O Requerente solicita ainda que lhe seja reconhecido o direito a juros indemnizatórios, ao abrigo do disposto no artigo 43.º da LGT. Nos termos do n.º 1 do referido artigo, serão devidos juros indemnizatórios “quando se determine, em reclamação graciosa ou impugnação judicial, que houve erro imputável aos serviços de que resulte pagamento da dívida tributária em montante superior ao legalmente devido.” Decorre, ainda, do n.º 5 do art. 24.º do RJAT que o direito aos mencionados juros pode ser reconhecido no processo arbitral.

O direito a juros indemnizatórios a que alude a norma da LGT supra referida pressupõe que haja sido pago imposto por montante superior ao devido e que tal derive de erro, de facto ou de direito, imputável aos serviços da AT. Ora, no caso dos autos, é manifesto que, atendendo à ilegalidade dos atos impugnados, pelas razões apontadas, a Requerente efetuou o pagamento de importância indevida.

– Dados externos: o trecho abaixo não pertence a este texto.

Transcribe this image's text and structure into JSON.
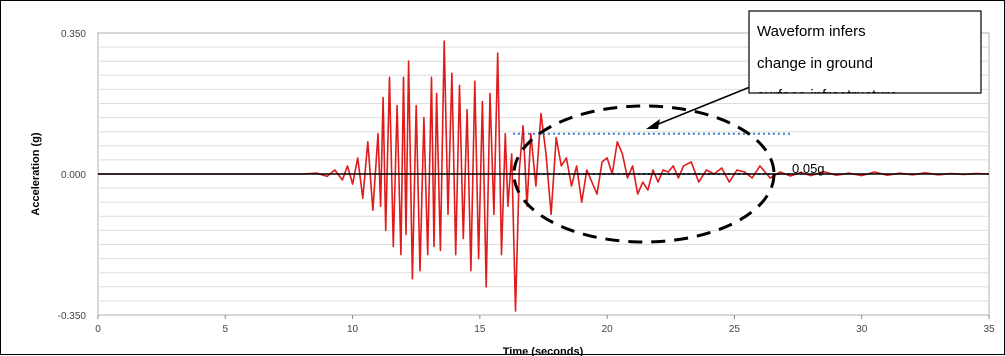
{
  "chart_data": {
    "type": "line",
    "title": "",
    "xlabel": "Time (seconds)",
    "ylabel": "Acceleration (g)",
    "xlim": [
      0,
      35
    ],
    "ylim": [
      -0.35,
      0.35
    ],
    "x_ticks": [
      0,
      5,
      10,
      15,
      20,
      25,
      30,
      35
    ],
    "x_tick_labels": [
      "0",
      "5",
      "10",
      "15",
      "20",
      "25",
      "30",
      "35"
    ],
    "y_ticks": [
      -0.35,
      0,
      0.35
    ],
    "y_tick_labels": [
      "-0.350",
      "0.000",
      "0.350"
    ],
    "grid": true,
    "series": [
      {
        "color": "#e01b1b",
        "x": [
          0,
          8,
          8.6,
          9.0,
          9.3,
          9.6,
          9.8,
          10.0,
          10.2,
          10.4,
          10.6,
          10.8,
          11.0,
          11.1,
          11.2,
          11.3,
          11.45,
          11.6,
          11.75,
          11.9,
          12.0,
          12.1,
          12.2,
          12.35,
          12.5,
          12.65,
          12.8,
          12.95,
          13.1,
          13.2,
          13.3,
          13.45,
          13.6,
          13.75,
          13.9,
          14.05,
          14.2,
          14.35,
          14.5,
          14.65,
          14.8,
          14.95,
          15.1,
          15.25,
          15.4,
          15.55,
          15.7,
          15.85,
          16.0,
          16.1,
          16.25,
          16.4,
          16.55,
          16.7,
          16.85,
          17.0,
          17.2,
          17.4,
          17.6,
          17.8,
          18.0,
          18.2,
          18.4,
          18.6,
          18.8,
          19.0,
          19.2,
          19.4,
          19.6,
          19.8,
          20.0,
          20.2,
          20.4,
          20.6,
          20.8,
          21.0,
          21.2,
          21.4,
          21.6,
          21.8,
          22.0,
          22.2,
          22.4,
          22.6,
          22.8,
          23.0,
          23.3,
          23.6,
          23.9,
          24.2,
          24.5,
          24.8,
          25.1,
          25.4,
          25.7,
          26.0,
          26.4,
          26.8,
          27.2,
          27.6,
          28.0,
          28.5,
          29.0,
          29.5,
          30.0,
          30.5,
          31.0,
          31.5,
          32.0,
          32.5,
          33.0,
          33.5,
          34.0,
          34.5,
          35.0
        ],
        "y": [
          0,
          0,
          0.002,
          -0.006,
          0.01,
          -0.015,
          0.02,
          -0.025,
          0.04,
          -0.06,
          0.08,
          -0.09,
          0.1,
          -0.08,
          0.19,
          -0.14,
          0.24,
          -0.18,
          0.17,
          -0.2,
          0.24,
          -0.15,
          0.28,
          -0.26,
          0.17,
          -0.24,
          0.14,
          -0.2,
          0.24,
          -0.18,
          0.2,
          -0.19,
          0.33,
          -0.1,
          0.25,
          -0.2,
          0.22,
          -0.16,
          0.16,
          -0.24,
          0.23,
          -0.21,
          0.18,
          -0.28,
          0.2,
          -0.1,
          0.3,
          -0.2,
          0.1,
          -0.08,
          0.05,
          -0.34,
          0.01,
          0.12,
          -0.08,
          0.1,
          -0.03,
          0.15,
          0.05,
          -0.1,
          0.09,
          0.02,
          0.04,
          -0.03,
          0.02,
          -0.07,
          0.01,
          -0.02,
          -0.05,
          0.03,
          0.04,
          0.0,
          0.08,
          0.05,
          -0.01,
          0.02,
          -0.05,
          -0.02,
          -0.04,
          0.01,
          -0.02,
          0.01,
          0.005,
          0.02,
          -0.01,
          0.02,
          0.03,
          -0.02,
          0.01,
          0.0,
          0.015,
          -0.02,
          0.01,
          0.005,
          -0.01,
          0.02,
          -0.01,
          0.005,
          -0.005,
          0.004,
          -0.004,
          0.006,
          -0.003,
          0.002,
          -0.004,
          0.005,
          -0.003,
          0.002,
          -0.002,
          0.003,
          -0.002,
          0.001,
          -0.001,
          0.001,
          0
        ]
      }
    ],
    "reference_lines": [
      {
        "y": 0.1,
        "x_from": 16.3,
        "x_to": 27.2,
        "style": "dotted",
        "color": "#3b7bd4"
      },
      {
        "y": 0.0,
        "x_from": 16.3,
        "x_to": 27.2,
        "style": "dotted",
        "color": "#3b7bd4"
      }
    ],
    "annotations": {
      "callout_lines": [
        "Waveform infers",
        "change in ground",
        "surface infrastructure"
      ],
      "level_label": "0.05g"
    }
  }
}
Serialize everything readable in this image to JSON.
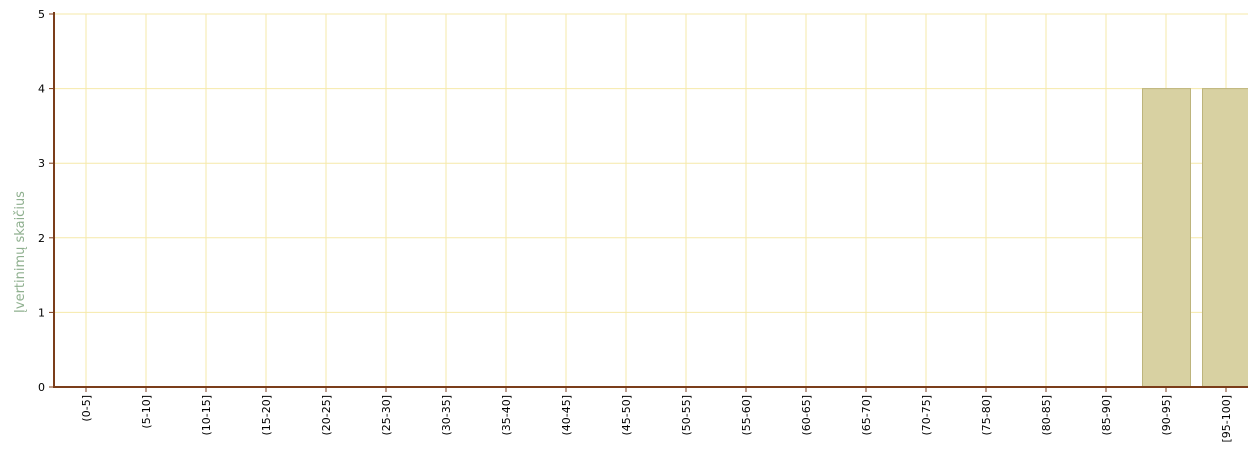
{
  "chart_data": {
    "type": "bar",
    "ylabel": "Įvertinimų skaičius",
    "categories": [
      "(0-5]",
      "(5-10]",
      "(10-15]",
      "(15-20]",
      "(20-25]",
      "(25-30]",
      "(30-35]",
      "(35-40]",
      "(40-45]",
      "(45-50]",
      "(50-55]",
      "(55-60]",
      "(60-65]",
      "(65-70]",
      "(70-75]",
      "(75-80]",
      "(80-85]",
      "(85-90]",
      "(90-95]",
      "[95-100]"
    ],
    "values": [
      0,
      0,
      0,
      0,
      0,
      0,
      0,
      0,
      0,
      0,
      0,
      0,
      0,
      0,
      0,
      0,
      0,
      0,
      4,
      4
    ],
    "ylim": [
      0,
      5
    ],
    "yticks": [
      0,
      1,
      2,
      3,
      4,
      5
    ],
    "grid": true,
    "legend": "none",
    "colors": {
      "bar_fill": "#d8d1a2",
      "bar_stroke": "#bdb47c",
      "grid": "#f6e9a9",
      "axis": "#7b3d1a",
      "ylabel": "#8fb08f"
    }
  }
}
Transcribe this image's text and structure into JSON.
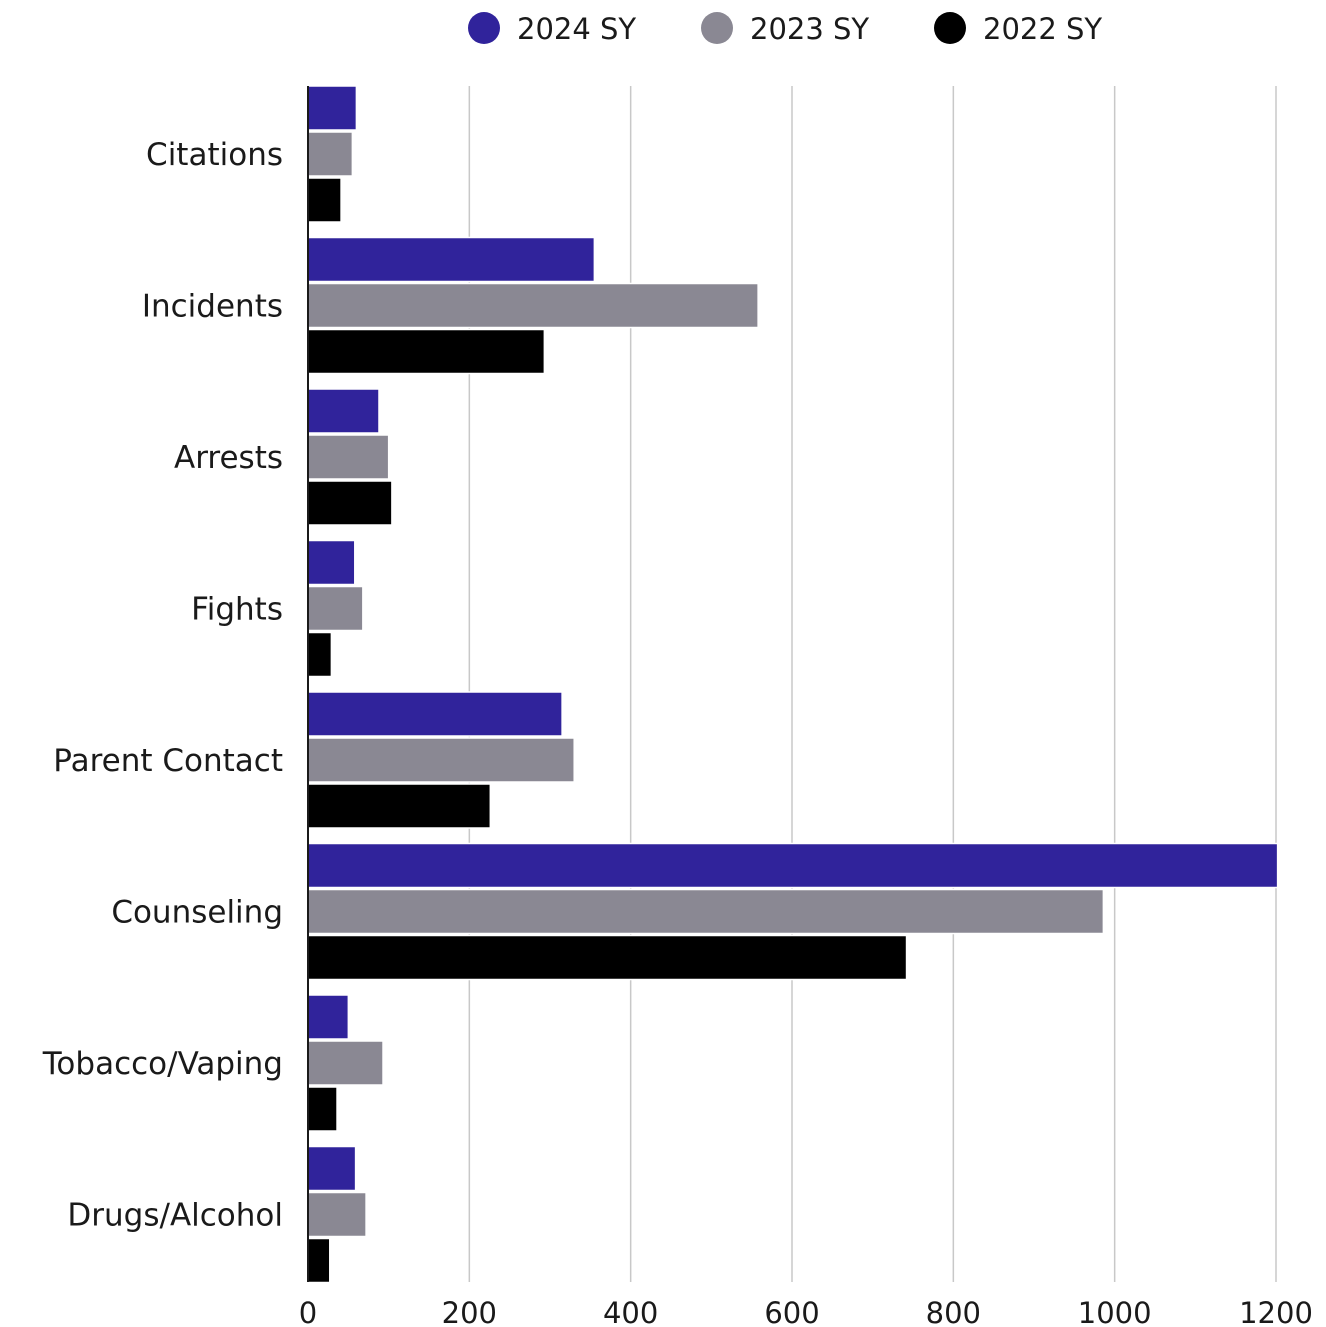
{
  "chart_data": {
    "type": "bar",
    "orientation": "horizontal",
    "categories": [
      "Citations",
      "Incidents",
      "Arrests",
      "Fights",
      "Parent Contact",
      "Counseling",
      "Tobacco/Vaping",
      "Drugs/Alcohol"
    ],
    "series": [
      {
        "name": "2024 SY",
        "color": "#30239b",
        "values": [
          60,
          355,
          88,
          58,
          315,
          1202,
          50,
          59
        ]
      },
      {
        "name": "2023 SY",
        "color": "#8a8893",
        "values": [
          55,
          558,
          100,
          68,
          330,
          986,
          93,
          72
        ]
      },
      {
        "name": "2022 SY",
        "color": "#000000",
        "values": [
          41,
          293,
          104,
          29,
          226,
          742,
          36,
          27
        ]
      }
    ],
    "xlim": [
      0,
      1200
    ],
    "xticks": [
      0,
      200,
      400,
      600,
      800,
      1000,
      1200
    ],
    "grid": true,
    "legend": "top-center",
    "title": "",
    "xlabel": "",
    "ylabel": ""
  }
}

Assim sendo, reconhece-se ao Requerente o direito aos juros indemnizatórios peticionados, contados, à taxa legal, sobre o montante indevidamente cobrado, desde a data do respetivo pagamento até ao momento do efetivo reembolso (vd. artigo 43.º, n.º 1, da LGT, e artigo 61.º do CPPT).

 

   V.         DECISÃO

 

Em face do supra exposto, o Tribunal Arbitral decide:

a)    Julgar totalmente procedente o presente pedido arbitral, com as legais consequências;

b)    Condenar a Requerida ao pagamento das custas.

 

 VI.         VALOR DO PROCESSO

 

Fixa-se o valor do processo em € 179.331,02, nos termos do disposto no artigo 32.º do CPTA e no artigo 97.º-A do CPPT, aplicáveis por força do disposto no artigo 29.º, n.º 1, alíneas a) e b), do RJAT, e do artigo 3.º, n.º 2, do Regulamento de Custas nos Processos de Arbitragem Tributária (RCPAT).

VII.         CUSTAS

 

Nos termos da Tabela I anexa ao RCPAT, as custas são no valor de € 3.672,00 a pagar pela Requerida, uma vez que o pedido foi totalmente procedente, conformemente ao disposto nos artigos 12.º, n.º 2, e 22.º, n.º 4, do RJAT, e artigo 4.º, n.º 5, do RCPAT.

Notifique-se.

 

 

Lisboa, 11 de novembro de 2025

 

 

Os Árbitros,

 

 

 

(Guilherme W. d’Oliveira Martins)

 

 


(Alexandra Iglésias)

 

 

 

(Sónia Martins Reis)
 

 

 



[1] Disponível em www.dgsi.pt, tal como a restante jurisprudência citada sem menção de proveniência.